Exhibit A: Surveys of Occupy Wall Street protesters. These are obviously subject to all sorts of sampling biases, and are unlikely to be representative of the movement as a whole. Yet not only do they fail to irk me, I’m happy they’re being collected.
Exhibit B: Nate Silver multiplies some dependent numbers:
The following is not mathematically rigorous, since the events of yesterday evening were contingent upon one another in various ways. But just for fun, let’s put all of them together in sequence:
The Red Sox had just a 0.3 percent chance of failing to make the playoffs on Sept. 3.
The Rays had just a 0.3 percent chance of coming back after trailing 7-0 with two innings to play.
The Red Sox had only about a 2 percent chance of losing their game against Baltimore, when the Orioles were down to their last strike.
The Rays had about a 2 percent chance of winning in the bottom of the 9th, with Johnson also down to his last strike.
Multiply those four probabilities together, and you get a combined probability of about one chance in 278 million of all these events coming together in quite this way.
I care about baseball less than I care about Occupy Wall Street, but this bugs me a lot. It’s disclaimered, but that doesn’t stop the number from being quoted as gospel.

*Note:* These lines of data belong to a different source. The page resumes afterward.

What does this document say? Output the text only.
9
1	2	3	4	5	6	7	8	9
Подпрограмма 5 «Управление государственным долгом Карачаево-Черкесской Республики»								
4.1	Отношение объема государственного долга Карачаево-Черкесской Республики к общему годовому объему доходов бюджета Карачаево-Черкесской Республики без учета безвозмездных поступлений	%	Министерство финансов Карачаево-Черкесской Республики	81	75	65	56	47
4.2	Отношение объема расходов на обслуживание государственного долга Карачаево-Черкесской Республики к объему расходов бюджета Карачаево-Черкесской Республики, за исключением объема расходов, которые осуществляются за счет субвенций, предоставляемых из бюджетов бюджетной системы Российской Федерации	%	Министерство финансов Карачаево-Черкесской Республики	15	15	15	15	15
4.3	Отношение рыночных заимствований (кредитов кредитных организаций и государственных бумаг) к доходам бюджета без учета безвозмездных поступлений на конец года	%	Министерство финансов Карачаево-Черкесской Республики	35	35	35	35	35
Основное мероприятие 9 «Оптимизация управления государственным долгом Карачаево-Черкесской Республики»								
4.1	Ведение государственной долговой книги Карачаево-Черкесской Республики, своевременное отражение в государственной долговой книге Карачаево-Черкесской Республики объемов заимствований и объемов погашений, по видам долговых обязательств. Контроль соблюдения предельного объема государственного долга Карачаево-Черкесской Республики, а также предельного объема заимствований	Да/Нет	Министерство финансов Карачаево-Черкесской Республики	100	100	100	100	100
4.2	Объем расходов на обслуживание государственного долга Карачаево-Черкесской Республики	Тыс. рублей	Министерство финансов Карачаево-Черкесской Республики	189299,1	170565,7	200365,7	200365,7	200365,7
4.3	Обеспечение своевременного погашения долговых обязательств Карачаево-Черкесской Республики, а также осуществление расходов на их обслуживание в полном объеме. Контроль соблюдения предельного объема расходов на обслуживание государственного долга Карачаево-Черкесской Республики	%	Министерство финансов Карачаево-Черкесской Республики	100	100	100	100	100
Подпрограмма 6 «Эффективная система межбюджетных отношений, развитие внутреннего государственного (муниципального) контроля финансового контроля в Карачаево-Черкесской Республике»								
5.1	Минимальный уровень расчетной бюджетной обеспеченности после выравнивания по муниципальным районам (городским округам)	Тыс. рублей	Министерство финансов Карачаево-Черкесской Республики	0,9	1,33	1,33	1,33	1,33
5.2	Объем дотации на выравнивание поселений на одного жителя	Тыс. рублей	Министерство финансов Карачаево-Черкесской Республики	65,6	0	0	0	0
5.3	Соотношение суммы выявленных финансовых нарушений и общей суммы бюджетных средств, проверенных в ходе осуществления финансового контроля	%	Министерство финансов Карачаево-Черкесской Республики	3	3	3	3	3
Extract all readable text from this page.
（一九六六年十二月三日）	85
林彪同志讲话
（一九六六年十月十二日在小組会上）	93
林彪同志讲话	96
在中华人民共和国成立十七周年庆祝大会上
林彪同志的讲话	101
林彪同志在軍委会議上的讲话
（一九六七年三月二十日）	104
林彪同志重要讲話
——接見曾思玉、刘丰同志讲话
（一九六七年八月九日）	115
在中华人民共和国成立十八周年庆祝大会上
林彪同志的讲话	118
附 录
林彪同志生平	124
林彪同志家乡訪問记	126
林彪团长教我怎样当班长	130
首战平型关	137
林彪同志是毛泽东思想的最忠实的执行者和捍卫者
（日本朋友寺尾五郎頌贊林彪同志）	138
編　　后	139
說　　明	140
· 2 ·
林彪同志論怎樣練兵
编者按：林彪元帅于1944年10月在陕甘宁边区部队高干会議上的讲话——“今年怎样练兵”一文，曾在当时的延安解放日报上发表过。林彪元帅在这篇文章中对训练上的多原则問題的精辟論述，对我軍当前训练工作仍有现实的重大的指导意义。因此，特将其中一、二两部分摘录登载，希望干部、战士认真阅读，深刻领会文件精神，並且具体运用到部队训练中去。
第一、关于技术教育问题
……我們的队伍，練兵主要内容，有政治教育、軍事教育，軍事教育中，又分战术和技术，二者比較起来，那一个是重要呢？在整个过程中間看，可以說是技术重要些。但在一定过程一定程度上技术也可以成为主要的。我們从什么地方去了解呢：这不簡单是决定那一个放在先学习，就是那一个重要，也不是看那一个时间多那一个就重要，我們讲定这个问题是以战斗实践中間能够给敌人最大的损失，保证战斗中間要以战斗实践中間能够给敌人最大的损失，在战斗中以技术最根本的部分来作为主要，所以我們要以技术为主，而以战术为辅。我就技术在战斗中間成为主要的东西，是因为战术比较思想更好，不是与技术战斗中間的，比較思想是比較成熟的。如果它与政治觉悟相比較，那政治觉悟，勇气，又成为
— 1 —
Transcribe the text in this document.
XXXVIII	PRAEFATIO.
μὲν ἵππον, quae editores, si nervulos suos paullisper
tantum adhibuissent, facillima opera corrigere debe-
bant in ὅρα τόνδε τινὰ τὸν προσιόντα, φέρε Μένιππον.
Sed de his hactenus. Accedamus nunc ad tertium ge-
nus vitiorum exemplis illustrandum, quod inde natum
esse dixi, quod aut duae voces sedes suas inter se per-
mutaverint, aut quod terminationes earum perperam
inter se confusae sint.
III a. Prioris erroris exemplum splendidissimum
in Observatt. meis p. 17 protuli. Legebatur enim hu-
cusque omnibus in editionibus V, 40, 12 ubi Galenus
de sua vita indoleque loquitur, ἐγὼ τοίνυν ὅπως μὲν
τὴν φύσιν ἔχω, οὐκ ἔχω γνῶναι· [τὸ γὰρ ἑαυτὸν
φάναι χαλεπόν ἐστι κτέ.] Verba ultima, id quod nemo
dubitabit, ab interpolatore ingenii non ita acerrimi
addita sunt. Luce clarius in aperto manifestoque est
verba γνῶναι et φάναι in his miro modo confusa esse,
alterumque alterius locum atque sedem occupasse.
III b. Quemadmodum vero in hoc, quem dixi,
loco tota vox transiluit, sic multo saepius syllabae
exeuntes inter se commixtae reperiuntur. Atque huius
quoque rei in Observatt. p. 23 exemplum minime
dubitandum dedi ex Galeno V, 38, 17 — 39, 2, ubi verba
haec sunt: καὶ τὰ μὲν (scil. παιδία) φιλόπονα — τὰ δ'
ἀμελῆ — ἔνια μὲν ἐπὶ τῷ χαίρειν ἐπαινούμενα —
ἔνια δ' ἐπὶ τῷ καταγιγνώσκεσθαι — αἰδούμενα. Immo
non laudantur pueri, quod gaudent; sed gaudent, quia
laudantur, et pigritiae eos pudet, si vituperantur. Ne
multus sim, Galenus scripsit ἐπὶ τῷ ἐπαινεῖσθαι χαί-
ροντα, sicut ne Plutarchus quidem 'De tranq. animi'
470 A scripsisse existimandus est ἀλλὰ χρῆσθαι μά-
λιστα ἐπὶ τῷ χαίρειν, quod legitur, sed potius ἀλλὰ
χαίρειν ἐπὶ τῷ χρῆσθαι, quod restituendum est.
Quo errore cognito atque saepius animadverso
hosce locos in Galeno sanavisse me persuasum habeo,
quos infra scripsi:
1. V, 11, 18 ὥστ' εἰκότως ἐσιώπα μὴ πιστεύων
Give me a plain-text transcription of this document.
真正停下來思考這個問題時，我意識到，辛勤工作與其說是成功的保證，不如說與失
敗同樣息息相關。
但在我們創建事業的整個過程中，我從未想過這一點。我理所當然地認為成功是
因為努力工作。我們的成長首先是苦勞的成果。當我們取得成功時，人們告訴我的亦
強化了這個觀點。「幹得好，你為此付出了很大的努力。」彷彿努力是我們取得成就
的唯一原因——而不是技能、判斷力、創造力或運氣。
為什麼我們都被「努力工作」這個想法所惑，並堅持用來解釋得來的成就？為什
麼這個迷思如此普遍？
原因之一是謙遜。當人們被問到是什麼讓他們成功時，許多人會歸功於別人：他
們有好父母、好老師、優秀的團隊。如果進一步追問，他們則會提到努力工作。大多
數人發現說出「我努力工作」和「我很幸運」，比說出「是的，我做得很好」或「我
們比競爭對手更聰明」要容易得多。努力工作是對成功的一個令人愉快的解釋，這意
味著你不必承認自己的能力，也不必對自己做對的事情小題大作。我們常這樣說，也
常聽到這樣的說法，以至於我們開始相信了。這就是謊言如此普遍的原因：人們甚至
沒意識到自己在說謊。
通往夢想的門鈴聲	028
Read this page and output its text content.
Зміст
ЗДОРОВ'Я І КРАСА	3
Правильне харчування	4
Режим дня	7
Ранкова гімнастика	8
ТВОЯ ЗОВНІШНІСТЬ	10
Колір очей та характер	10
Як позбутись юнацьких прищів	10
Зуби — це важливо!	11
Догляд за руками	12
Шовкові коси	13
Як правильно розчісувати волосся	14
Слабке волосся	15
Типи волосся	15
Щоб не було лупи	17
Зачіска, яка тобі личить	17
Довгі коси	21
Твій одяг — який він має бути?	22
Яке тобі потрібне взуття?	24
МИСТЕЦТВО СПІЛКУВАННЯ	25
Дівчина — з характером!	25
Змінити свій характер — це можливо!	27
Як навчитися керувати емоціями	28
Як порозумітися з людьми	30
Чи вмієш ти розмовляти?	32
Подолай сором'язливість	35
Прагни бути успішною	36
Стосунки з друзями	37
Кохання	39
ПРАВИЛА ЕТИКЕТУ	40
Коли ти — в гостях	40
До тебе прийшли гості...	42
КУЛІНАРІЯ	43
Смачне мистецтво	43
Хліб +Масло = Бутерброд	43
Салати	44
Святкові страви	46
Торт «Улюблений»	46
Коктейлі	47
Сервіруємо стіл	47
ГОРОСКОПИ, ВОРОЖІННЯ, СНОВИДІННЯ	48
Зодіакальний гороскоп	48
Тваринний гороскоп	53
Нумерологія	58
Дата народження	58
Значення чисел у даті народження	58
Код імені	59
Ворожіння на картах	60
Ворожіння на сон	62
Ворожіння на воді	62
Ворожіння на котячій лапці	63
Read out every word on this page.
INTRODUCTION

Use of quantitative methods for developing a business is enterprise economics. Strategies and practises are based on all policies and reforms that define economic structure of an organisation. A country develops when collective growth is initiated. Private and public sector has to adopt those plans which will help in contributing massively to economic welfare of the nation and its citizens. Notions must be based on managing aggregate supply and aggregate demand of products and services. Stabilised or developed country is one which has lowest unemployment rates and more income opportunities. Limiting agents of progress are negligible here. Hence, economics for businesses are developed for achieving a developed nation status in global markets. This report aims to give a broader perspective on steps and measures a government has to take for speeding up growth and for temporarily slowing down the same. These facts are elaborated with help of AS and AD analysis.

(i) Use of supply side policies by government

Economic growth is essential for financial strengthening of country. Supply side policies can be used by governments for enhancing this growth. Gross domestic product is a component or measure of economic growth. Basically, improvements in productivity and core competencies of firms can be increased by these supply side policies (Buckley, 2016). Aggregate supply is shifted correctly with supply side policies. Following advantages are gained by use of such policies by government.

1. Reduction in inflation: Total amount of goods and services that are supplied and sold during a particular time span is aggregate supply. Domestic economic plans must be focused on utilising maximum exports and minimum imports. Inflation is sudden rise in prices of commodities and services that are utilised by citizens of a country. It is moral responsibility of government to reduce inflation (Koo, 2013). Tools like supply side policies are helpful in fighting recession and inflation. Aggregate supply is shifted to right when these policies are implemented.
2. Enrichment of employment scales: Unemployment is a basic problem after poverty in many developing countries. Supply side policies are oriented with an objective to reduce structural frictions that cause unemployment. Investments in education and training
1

I think this has something to do with “statistics” being closer to raw numbers, whereas probabilities require some level of abstraction. You can do statistics without a model in any meaningful sense, but probabilities require a reference class to at least be implied. If you’re not clear on the reference class, you might end up doing dumb things like multiplying things that have no business being multiplied. Obviously I use rough probabilities all the time, but try to make the model explicit if it’s for public consumption, and try to have it very clear in my head in any case. Otherwise, stick with frequencies.